Glasses clink. Laughter bubbles. Applause makes its way through the room. For a fleeting second, everything feels almost perfect.
Except my glass feels too heavy in my hand, my smile too forced. I manage to set the microphone back on its stand, nodding at the polite applause as if nothing inside me has just cracked wide open.
I can’t process it. Why is he here, in the same room as me? How did my body not prick up the way it used to? Didn’t it sense he was in my orbit? My brain stutters as I try to make sense of the puzzle piece that no longer fits into my life.
I walk back toward our table on legs that don’t feel steady, rehearsing normalcy with every step. Smile. Breathe. Don’t look over to him again. Just keep moving forward.
Ben stands as I approach, ever the gentleman. He slides my chair out for me while his hand brushes my back.
“You killed it, babe,” he says warmly, kissing my temple as I sit. “Seriously, I know you were worried you’d mess up orsomething, but you really only tripped over your words at the end.”
I force a smile. “Thanks, Ben.”
“Anyway, speaking of public speaking,” he says, spinning the conversation back to himself like a practiced trick, “did I tell you my client called me personally to thank me for the pitch I did last week? I swear, moments like that remind me why people hire me. Not everyone could pull that off, you know? I mean, look, you’re a prime example. You hate public speaking, no way you could have pulled it off.”
I nod politely, gripping my glass. “Yeah… impressive.”
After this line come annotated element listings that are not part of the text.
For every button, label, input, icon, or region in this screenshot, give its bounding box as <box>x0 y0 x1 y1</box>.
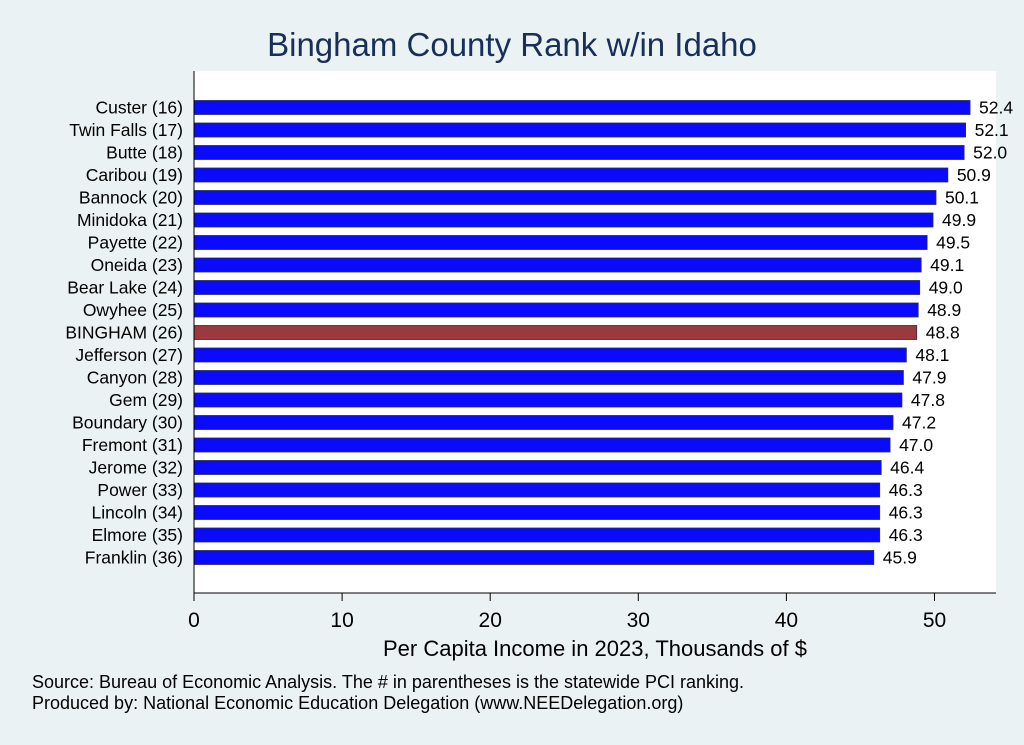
x-tick-label: 10 <box>330 609 353 632</box>
category-label: Bear Lake (24) <box>67 278 183 298</box>
category-label: Elmore (35) <box>92 525 183 545</box>
value-label: 50.9 <box>957 165 991 185</box>
value-labels: 52.452.1 52.050.9 50.149.9 49.549.1 49.048.9… <box>883 98 1014 568</box>
category-label: Jefferson (27) <box>75 345 183 365</box>
category-label: Jerome (32) <box>89 458 183 478</box>
bar <box>193 280 921 295</box>
value-label: 49.0 <box>929 278 963 298</box>
x-tick-label: 40 <box>775 609 798 632</box>
source-line: Source: Bureau of Economic Analysis. The… <box>32 672 745 692</box>
bar <box>193 190 937 205</box>
bar <box>193 302 919 318</box>
category-label: Canyon (28) <box>87 368 183 388</box>
value-label: 49.5 <box>936 233 970 253</box>
bar <box>193 235 928 250</box>
value-label: 49.1 <box>930 255 964 275</box>
bar <box>193 550 875 565</box>
x-axis-ticks: 0 10 20 30 40 50 <box>188 593 946 632</box>
bar-highlight <box>193 325 918 340</box>
category-label: Butte (18) <box>106 143 183 163</box>
value-label: 47.2 <box>902 413 936 433</box>
bar <box>193 257 922 273</box>
category-label: BINGHAM (26) <box>65 323 183 343</box>
category-label: Caribou (19) <box>86 165 183 185</box>
value-label: 47.9 <box>912 368 946 388</box>
value-label: 45.9 <box>883 548 917 568</box>
bar <box>193 482 881 498</box>
bars-layer <box>193 100 971 565</box>
value-label: 52.1 <box>975 120 1009 140</box>
chart-title: Bingham County Rank w/in Idaho <box>267 26 757 63</box>
bar <box>193 100 971 115</box>
bar <box>193 437 891 453</box>
value-label: 48.1 <box>915 345 949 365</box>
bar <box>193 167 949 183</box>
x-axis-title: Per Capita Income in 2023, Thousands of … <box>383 636 807 661</box>
value-label: 52.0 <box>973 143 1007 163</box>
bar <box>193 505 881 520</box>
category-label: Custer (16) <box>95 98 183 118</box>
x-tick-label: 50 <box>923 609 946 632</box>
value-label: 52.4 <box>979 98 1013 118</box>
value-label: 46.4 <box>890 458 924 478</box>
value-label: 46.3 <box>889 525 923 545</box>
x-tick-label: 0 <box>188 609 200 632</box>
bar <box>193 212 934 228</box>
bar <box>193 460 882 475</box>
value-label: 48.9 <box>927 300 961 320</box>
category-label: Lincoln (34) <box>92 503 183 523</box>
category-label: Twin Falls (17) <box>69 120 183 140</box>
bar <box>193 415 894 430</box>
value-label: 46.3 <box>889 480 923 500</box>
x-tick-label: 20 <box>479 609 502 632</box>
category-labels: Custer (16)Twin Falls (17) Butte (18)Cari… <box>65 98 183 568</box>
category-label: Oneida (23) <box>91 255 183 275</box>
category-label: Bannock (20) <box>79 188 183 208</box>
bar <box>193 370 904 385</box>
category-label: Franklin (36) <box>85 548 183 568</box>
source-note: Source: Bureau of Economic Analysis. The… <box>32 672 744 714</box>
produced-by-line: Produced by: National Economic Education… <box>32 693 684 713</box>
category-label: Minidoka (21) <box>77 210 183 230</box>
category-label: Gem (29) <box>109 390 183 410</box>
bar <box>193 527 881 543</box>
value-label: 50.1 <box>945 188 979 208</box>
bar <box>193 392 903 408</box>
bar <box>193 122 967 138</box>
category-label: Fremont (31) <box>82 435 183 455</box>
category-label: Boundary (30) <box>72 413 183 433</box>
value-label: 47.0 <box>899 435 933 455</box>
value-label: 46.3 <box>889 503 923 523</box>
x-tick-label: 30 <box>627 609 650 632</box>
category-label: Owyhee (25) <box>83 300 183 320</box>
bar <box>193 145 965 160</box>
category-label: Payette (22) <box>88 233 183 253</box>
value-label: 47.8 <box>911 390 945 410</box>
value-label: 49.9 <box>942 210 976 230</box>
bar <box>193 347 907 363</box>
value-label: 48.8 <box>926 323 960 343</box>
category-label: Power (33) <box>97 480 183 500</box>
“And it’s crazy,” he continues, completely oblivious to my eyes darting to the other side of the room, “because I was running on three hours of sleep, but somehow, I still made it look effortless. Honestly, I don’t know how I do it sometimes. People tell me all the time, ‘Ben, how do you even…?’ and I just shrug. I guess some of us are just built for it.”
I bite the inside of my cheek. That’s the thing with Ben. There is always a performance to be had. A curated version of him that feels like it exists just for others’ perception. I swear it used to not always be like this.
When I met him just over a year and a half ago, we were electric. He had that kind of effortless charm that made you forget yourself for a while. That night, he made me feel seen. I wasn’t just someone’s sister or someone’s responsibility. I was picked from a crowd specifically for him. I let myself believe that kind of attention was something I’d earned.
“You know,” he says, leaning closer now, lowering his voice in that way he thinks is intimate, but my mind is elsewhere, “sometimes I wonder if you even realize how lucky you are to have someone like me around. I mean it. People notice me when I walk in, and then they notice you alongside me. That’s gotta be validating, right?”
I stiffen but force a laugh. “Yeah, totally validating.”
I guess sparks like that aren’t made to last. Not with someone like me. Those late-night conversations gave way to silence. His gaze turned impatient. The warmth faded under the slow creep of cold words and subtle dismissals. He was never outright cruel to me, just quietly corrosive. Sharp edges I didn’t see coming, making me feel like I’m too much and still not enough.
And yet, I stayed. I still stay. I guess that probably says more about me than him.
Familiarity feels like a trap, but it is one I know how to navigate. Unraveling all of this and stepping into the unknown again is terrifying. So, I’ve made a life inside the walls of something that no longer feels like love. Most days, I can convince myself it’s fine. That I’m fine. I’ve learned how to find fulfillment elsewhere.